A amplitude também gera disputas. O PT briga para não perder espaço para outros aliados. O grupo de Geraldo Alckmin ressalta que é uma cota própria, e não exatamente a cota do PSB que, por sua vez, também reivindica seus espaços.
Um estremecimento nesse sentido aconteceu, por exemplo, na organização da viagem de Lula para a Conferência das Nações Unidas sobre Mudanças Climáticas, a COP27, no Egito. O diretor de Relações Internacionais do PT, Romênio Pereira, reclamou com a presidente do partido, deputada Gleisi Hoffmann, não ter tido papel na preparação da viagem. Gleisi argumentou que Lula era um convidado do próprio país anfitrião da COP, e que viajava como presidente eleito, não como um integrante do partido. Romênio acabou abrigado na equipe de transição que discute relações exteriores.
Meio ambiente
Os arranjos em determinadas áreas levam em conta também a amplitude e a necessidade de abrigo de todos. Nas discussões que estão ocorrendo na COP27, surgiu como proposta a criação de uma autoridade nacional sobre o clima. Tal autoridade teria autonomia de decisão a respeito da questão climática, estabelecendo as diretrizes. Tal proposta é defendida pela deputada eleita Marina Silva (Rede-SP). E o nome cogitado para exercer tal cargo é exatamente o dela que, assim, não iria para o Ministério do Meio Ambiente.
Marina aceita a ideia. Mas quer ter influência na escolha do nome do ministro. Essa a dificuldade. No caso de Marina ser a autoridade sobre o clima, um nome cotado para assumir o ministério é a ex-ministra do Meio Ambiente Isabela Teixeira. Mas o problema aí estaria no fato de que ela não teria uma relação das melhores com Marina. O outro nome cotado seria o senador Randolfe Rodrigues. Mas pensa-se em Randolfe também para o Ministério do Desenvolvimento Regional. Uma hipótese que poderia trazer outros problemas: a região Nordeste, que deu a Lula a maior votação, reivindica o cargo.

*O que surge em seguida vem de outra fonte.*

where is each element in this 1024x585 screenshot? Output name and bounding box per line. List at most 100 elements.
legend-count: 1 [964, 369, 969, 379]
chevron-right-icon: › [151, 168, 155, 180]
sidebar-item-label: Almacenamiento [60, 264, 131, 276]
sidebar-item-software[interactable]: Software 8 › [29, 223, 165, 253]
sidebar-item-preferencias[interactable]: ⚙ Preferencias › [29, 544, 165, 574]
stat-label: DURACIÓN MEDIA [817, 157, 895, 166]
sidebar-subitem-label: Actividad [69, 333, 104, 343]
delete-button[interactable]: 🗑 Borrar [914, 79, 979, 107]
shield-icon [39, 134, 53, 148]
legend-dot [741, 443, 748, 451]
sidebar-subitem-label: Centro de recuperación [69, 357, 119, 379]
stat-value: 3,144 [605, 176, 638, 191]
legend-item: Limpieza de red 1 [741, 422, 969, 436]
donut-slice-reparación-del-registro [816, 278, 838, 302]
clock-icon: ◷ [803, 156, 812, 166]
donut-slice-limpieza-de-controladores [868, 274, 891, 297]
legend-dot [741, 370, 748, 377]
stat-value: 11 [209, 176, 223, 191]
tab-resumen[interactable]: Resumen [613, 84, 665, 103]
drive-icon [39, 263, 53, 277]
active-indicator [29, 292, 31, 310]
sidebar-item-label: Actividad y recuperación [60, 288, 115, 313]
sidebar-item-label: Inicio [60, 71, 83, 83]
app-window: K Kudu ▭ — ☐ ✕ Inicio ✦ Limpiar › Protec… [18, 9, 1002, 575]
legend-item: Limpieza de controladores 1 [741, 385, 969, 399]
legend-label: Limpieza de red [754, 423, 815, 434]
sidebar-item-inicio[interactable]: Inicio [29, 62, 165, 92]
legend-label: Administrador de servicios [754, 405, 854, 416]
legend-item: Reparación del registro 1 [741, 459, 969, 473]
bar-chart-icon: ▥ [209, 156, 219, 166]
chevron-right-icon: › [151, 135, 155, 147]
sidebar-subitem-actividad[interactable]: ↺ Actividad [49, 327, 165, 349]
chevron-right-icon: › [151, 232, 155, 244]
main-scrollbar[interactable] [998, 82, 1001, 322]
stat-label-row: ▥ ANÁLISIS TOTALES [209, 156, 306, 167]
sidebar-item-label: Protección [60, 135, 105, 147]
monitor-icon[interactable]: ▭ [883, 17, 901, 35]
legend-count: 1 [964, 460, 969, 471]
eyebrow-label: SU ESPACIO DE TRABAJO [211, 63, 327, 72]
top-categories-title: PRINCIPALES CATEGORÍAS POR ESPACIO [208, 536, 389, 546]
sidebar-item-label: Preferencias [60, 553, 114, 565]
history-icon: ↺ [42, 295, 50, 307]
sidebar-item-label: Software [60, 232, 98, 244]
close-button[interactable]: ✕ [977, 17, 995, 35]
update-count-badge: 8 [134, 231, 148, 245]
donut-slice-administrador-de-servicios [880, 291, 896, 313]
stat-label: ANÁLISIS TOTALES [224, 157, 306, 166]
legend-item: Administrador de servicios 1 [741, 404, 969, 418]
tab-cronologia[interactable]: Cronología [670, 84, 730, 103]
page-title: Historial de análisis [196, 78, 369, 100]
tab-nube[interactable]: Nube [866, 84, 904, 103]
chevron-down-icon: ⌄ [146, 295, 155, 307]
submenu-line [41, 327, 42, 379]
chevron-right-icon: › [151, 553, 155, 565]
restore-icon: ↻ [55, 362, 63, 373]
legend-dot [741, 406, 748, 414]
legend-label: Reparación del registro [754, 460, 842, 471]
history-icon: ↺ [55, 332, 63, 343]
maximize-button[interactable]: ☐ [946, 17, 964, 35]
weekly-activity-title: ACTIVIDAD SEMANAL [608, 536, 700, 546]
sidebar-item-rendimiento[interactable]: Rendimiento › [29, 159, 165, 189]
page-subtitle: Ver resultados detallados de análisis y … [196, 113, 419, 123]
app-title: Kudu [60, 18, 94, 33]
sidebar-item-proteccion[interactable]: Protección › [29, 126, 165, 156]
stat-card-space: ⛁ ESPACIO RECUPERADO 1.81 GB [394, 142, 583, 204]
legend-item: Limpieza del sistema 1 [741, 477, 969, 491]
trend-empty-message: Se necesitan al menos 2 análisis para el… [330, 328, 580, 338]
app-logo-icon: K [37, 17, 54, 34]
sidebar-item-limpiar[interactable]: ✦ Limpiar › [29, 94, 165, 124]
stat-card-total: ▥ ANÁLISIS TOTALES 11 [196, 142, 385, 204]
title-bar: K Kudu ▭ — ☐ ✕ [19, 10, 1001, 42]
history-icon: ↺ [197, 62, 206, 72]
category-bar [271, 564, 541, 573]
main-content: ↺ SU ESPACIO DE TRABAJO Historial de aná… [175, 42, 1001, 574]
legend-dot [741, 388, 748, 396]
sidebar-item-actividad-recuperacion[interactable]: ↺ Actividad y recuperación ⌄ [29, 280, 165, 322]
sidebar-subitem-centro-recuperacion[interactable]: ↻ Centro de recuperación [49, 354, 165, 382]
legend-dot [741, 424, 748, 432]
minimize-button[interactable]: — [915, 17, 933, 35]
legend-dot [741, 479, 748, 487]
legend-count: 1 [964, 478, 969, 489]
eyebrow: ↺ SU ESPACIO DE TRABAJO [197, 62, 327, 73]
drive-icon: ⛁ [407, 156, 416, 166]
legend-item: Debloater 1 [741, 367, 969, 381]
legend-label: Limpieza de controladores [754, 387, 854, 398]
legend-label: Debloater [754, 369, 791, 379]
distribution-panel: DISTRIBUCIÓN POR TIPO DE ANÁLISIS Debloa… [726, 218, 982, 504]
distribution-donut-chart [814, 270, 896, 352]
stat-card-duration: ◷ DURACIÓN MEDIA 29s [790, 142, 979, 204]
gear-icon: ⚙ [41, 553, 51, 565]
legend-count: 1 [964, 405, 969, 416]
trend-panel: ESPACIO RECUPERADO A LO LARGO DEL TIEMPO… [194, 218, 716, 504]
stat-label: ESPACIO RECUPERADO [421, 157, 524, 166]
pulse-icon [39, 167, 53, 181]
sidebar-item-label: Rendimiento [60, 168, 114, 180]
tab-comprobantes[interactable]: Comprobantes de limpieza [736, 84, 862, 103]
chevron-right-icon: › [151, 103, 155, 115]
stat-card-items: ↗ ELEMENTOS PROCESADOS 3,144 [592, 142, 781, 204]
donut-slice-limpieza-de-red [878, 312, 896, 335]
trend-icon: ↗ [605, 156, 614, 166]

Na economia, discute-se a ideia de dar o Ministério da Fazenda a alguém com perfil mais político, recriando o Ministério do Planejamento, que teria perfil mais técnico, indo para um economista. Se a condução da PEC da Transição for um sucesso, o ex-governador do Piauí e senador eleito Wellington Dias ganha estofo para a Fazenda. E o Planejamento poderia ir para um nome como Pérsio Arida, um dos pais do Plano Real.
Herança
Diante das dificuldades em conciliar todas essas questões em pouco tempo, há quem avalie que, nos seus primeiros momentos, o novo governo encontre alguma dificuldade em já produzir resultados prometidos na campanha. E, nesse caso, sugere-se que ele se concentre mais, então, na denúncia dos problemas herdados da gestão de Jair Bolsonaro.

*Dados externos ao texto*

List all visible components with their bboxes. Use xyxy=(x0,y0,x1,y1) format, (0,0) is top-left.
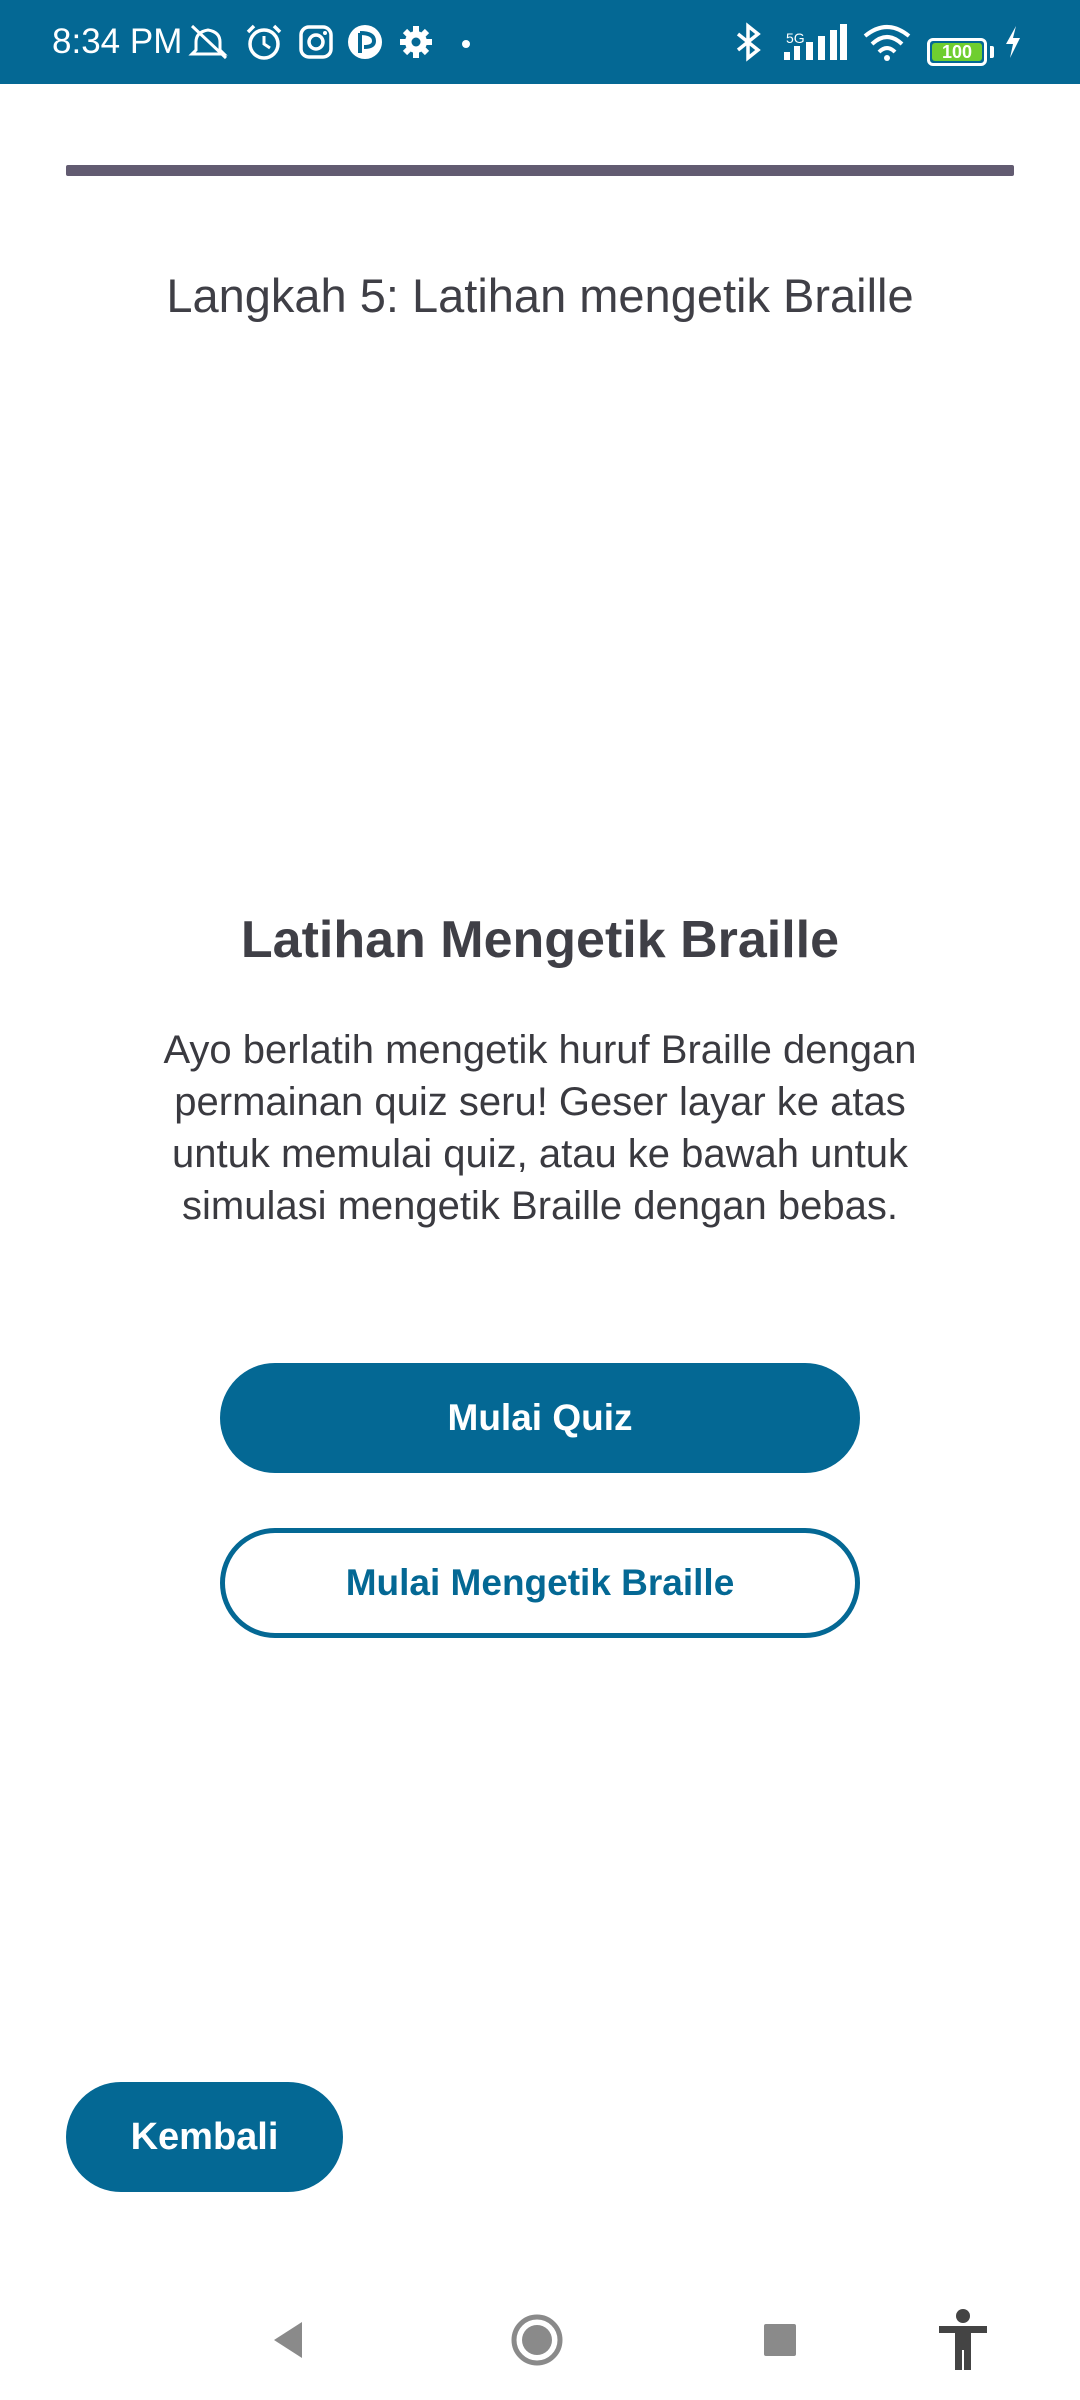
accessibility-icon xyxy=(939,2309,987,2370)
card-title: Latihan Mengetik Braille xyxy=(240,911,840,969)
back-button[interactable]: Kembali xyxy=(66,2082,343,2192)
signal-icon xyxy=(784,24,847,60)
home-icon xyxy=(511,2314,563,2366)
progress-bar xyxy=(66,165,1014,176)
dot-icon xyxy=(462,40,470,48)
nav-accessibility-button[interactable] xyxy=(923,2300,1003,2380)
status-time: 8:34 PM xyxy=(52,22,183,61)
status-bar: 8:34 PM 5G 100 xyxy=(0,0,1080,84)
bluetooth-icon xyxy=(736,22,761,62)
nav-recents-button[interactable] xyxy=(740,2300,820,2380)
screen: 8:34 PM 5G 100 Langkah 5: Latihan menget… xyxy=(0,0,1080,2400)
step-title: Langkah 5: Latihan mengetik Braille xyxy=(166,269,914,322)
battery-level: 100 xyxy=(932,43,982,61)
start-quiz-button[interactable]: Mulai Quiz xyxy=(220,1363,860,1473)
battery-tip xyxy=(990,46,994,58)
back-icon xyxy=(274,2322,302,2358)
settings-icon xyxy=(400,26,432,58)
battery-icon: 100 xyxy=(927,38,987,66)
recents-icon xyxy=(764,2324,796,2356)
alarm-icon xyxy=(246,24,282,60)
nav-back-button[interactable] xyxy=(248,2300,328,2380)
card-description: Ayo berlatih mengetik huruf Braille deng… xyxy=(163,1028,917,1228)
progress-fill xyxy=(66,165,1014,176)
instagram-icon xyxy=(299,25,333,59)
nav-home-button[interactable] xyxy=(497,2300,577,2380)
wifi-icon xyxy=(863,25,911,61)
mute-icon xyxy=(188,24,228,60)
system-nav-bar xyxy=(0,2280,1080,2400)
start-typing-button[interactable]: Mulai Mengetik Braille xyxy=(220,1528,860,1638)
app-icon xyxy=(348,25,382,59)
charging-icon xyxy=(1006,26,1020,58)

Um dos pontos prioritários, nesse caso, está na produção do chamado “revogaço”, a revogação de decretos editados por Bolsonaro que hoje dificultam avanços em diversas áreas, especialmente no meio ambiente. Cada setor está encarregado de levantar os decretos que criam maiores dificuldades e propor sua revogação. Outro ponto nesse sentido que se pretende priorizar é levantar os diversos sigilos de informações promovidos por Bolsonaro.
Punições
De acordo com integrante da transição, Lula não parece ter disposição para promover perseguições a Bolsonaro e outros integrantes do atual governo. O que, porém, não significa que determinadas questões não possam vir a caminhar no âmbito da Justiça. Sem mandato, Bolsonaro não terá foro privilegiado. Assim como também não terá um de seus filhos, o vereador Carlos Bolsonaro. Lula não pretende colocar a máquina do governo a serviço de fazer tais punições, mas também não pode impedir que determinados pontos acabem evoluindo na Justiça, especialmente quanto a responsabilizações na gestão da saúde e nos inquéritos que investigam atos antidemocráticos.

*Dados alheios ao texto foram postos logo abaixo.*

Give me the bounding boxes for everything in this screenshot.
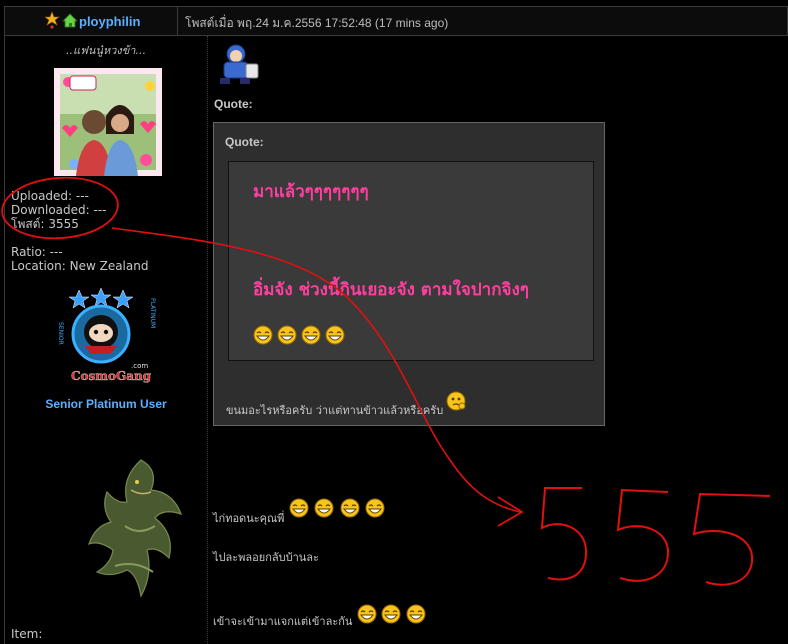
- quote-block-inner: มาแล้วๆๆๆๆๆๆๆ อิ่มจัง ช่วงนี้กินเยอะจัง …: [228, 161, 594, 361]
- post-body: Quote: Quote: มาแล้วๆๆๆๆๆๆๆ อิ่มจัง ช่วง…: [207, 36, 787, 644]
- laughing-emoji-icon: [301, 325, 321, 345]
- location-stat: Location: New Zealand: [11, 259, 149, 273]
- post-author-cell: ployphilin: [5, 7, 178, 35]
- rank-badge-image: SENIOR PLATINUM .com CosmoGang: [57, 287, 156, 383]
- post-count-stat: โพสต์: 3555: [11, 217, 79, 231]
- quote-inner-line2: อิ่มจัง ช่วงนี้กินเยอะจัง ตามใจปากจิงๆ: [253, 280, 529, 300]
- quote-inner-line1: มาแล้วๆๆๆๆๆๆๆ: [253, 182, 369, 202]
- quote-label-inner: Quote:: [225, 135, 264, 149]
- user-stats: Uploaded: --- Downloaded: --- โพสต์: 355…: [11, 189, 148, 273]
- laughing-emoji-icon: [277, 325, 297, 345]
- laughing-emoji-icon: [340, 498, 360, 518]
- quote-outer-reply: ขนมอะไรหรือครับ ว่าแต่ทานข้าวแล้วหรือครั…: [226, 404, 444, 417]
- forum-post-frame: ployphilin โพสต์เมื่อ พฤ.24 ม.ค.2556 17:…: [0, 0, 788, 644]
- laughing-emoji-icon: [365, 498, 385, 518]
- user-status-icons: [45, 11, 78, 29]
- quote-label-outer: Quote:: [214, 97, 253, 111]
- badge-cosmogang-text: CosmoGang: [71, 369, 152, 383]
- post-emoticon-icon: [220, 44, 259, 84]
- badge-side-right: PLATINUM: [149, 298, 156, 328]
- uploaded-stat: Uploaded: ---: [11, 189, 89, 203]
- laughing-emoji-icon: [381, 604, 401, 624]
- laughing-emoji-icon: [253, 325, 273, 345]
- badge-side-left: SENIOR: [57, 322, 64, 345]
- user-tagline: ..แฟนนู๋หวงข้า...: [66, 44, 146, 57]
- annotation-text: 555: [0, 0, 2, 1]
- laughing-emoji-icon: [289, 498, 309, 518]
- laughing-emoji-icon: [325, 325, 345, 345]
- author-sidebar: ..แฟนนู๋หวงข้า... Uploaded: --- Download…: [4, 36, 208, 644]
- post-line3: เข้าจะเข้ามาแจกแต่เข้าละกัน: [213, 615, 353, 628]
- laughing-emoji-icon: [314, 498, 334, 518]
- post-line1: ไก่ทอดนะคุณพี่: [213, 512, 285, 525]
- user-avatar-photo[interactable]: [54, 68, 162, 176]
- post-header: ployphilin โพสต์เมื่อ พฤ.24 ม.ค.2556 17:…: [4, 6, 788, 36]
- laughing-emoji-icon: [406, 604, 426, 624]
- item-label: Item:: [11, 627, 43, 641]
- thinking-emoji-icon: [446, 391, 466, 411]
- downloaded-stat: Downloaded: ---: [11, 203, 107, 217]
- quote-block-outer: Quote: มาแล้วๆๆๆๆๆๆๆ อิ่มจัง ช่วงนี้กินเ…: [213, 122, 605, 426]
- laughing-emoji-icon: [357, 604, 377, 624]
- author-username-link[interactable]: ployphilin: [79, 14, 140, 29]
- post-timestamp: โพสต์เมื่อ พฤ.24 ม.ค.2556 17:52:48 (17 m…: [185, 16, 449, 30]
- dragon-item-image: [88, 459, 182, 598]
- post-line2: ไปละพลอยกลับบ้านละ: [213, 551, 319, 564]
- ratio-stat: Ratio: ---: [11, 245, 63, 259]
- user-rank-title: Senior Platinum User: [45, 397, 167, 411]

Há, porém, uma preocupação quanto ao desmonte dos bunkers bolsonaristas que foram instalados nas polícias e nas Forças Armadas. O nome mais cotado para assumir a direção da Polícia Federal é o delegado Andrei Passos Rodrigues, que comandou a segurança de Lula como candidato. Andrei promoveria o retorno a uma PF mais independente.
No caso da Polícia Rodoviária Federal, há um entendimento de que foi bem mais profunda a contaminação bolsonarista. Assim, cogita-se mesmo a possibilidade de uma intervenção, nomeando para a direção-geral um nome que não sairia do quadro da Polícia Rodoviária.
No caso do Ministério da Defesa, é consenso que o posto deve voltar a ser comandado por um civil, e não mais por um militar. É preciso, porém, encontrar alguém com autoridade suficiente para exercer tal comando. Chegou-se a cogitar a ideia de que o vice-presidente eleito Geraldo Alckmin assumisse a pasta, em arranjo semelhante ao que fez Lula quando nomeou para o cargo seu vice, José Alencar. Mas evolui a ideia de manter Alckmin mais voltado para a articulação política, diante do trabalho que vem fazendo na transição. Nelson Jobim, que já foi ministro da Defesa, também foi cogitado, mas parece não querer voltar ao posto. Um nome ventilado é o do ministro do Supremo Tribunal Federal (STF) Ricardo Lewandowski. Em maio, Lewandowski completará 75 anos, idade em que terá de se aposentar compulsoriamente do Supremo.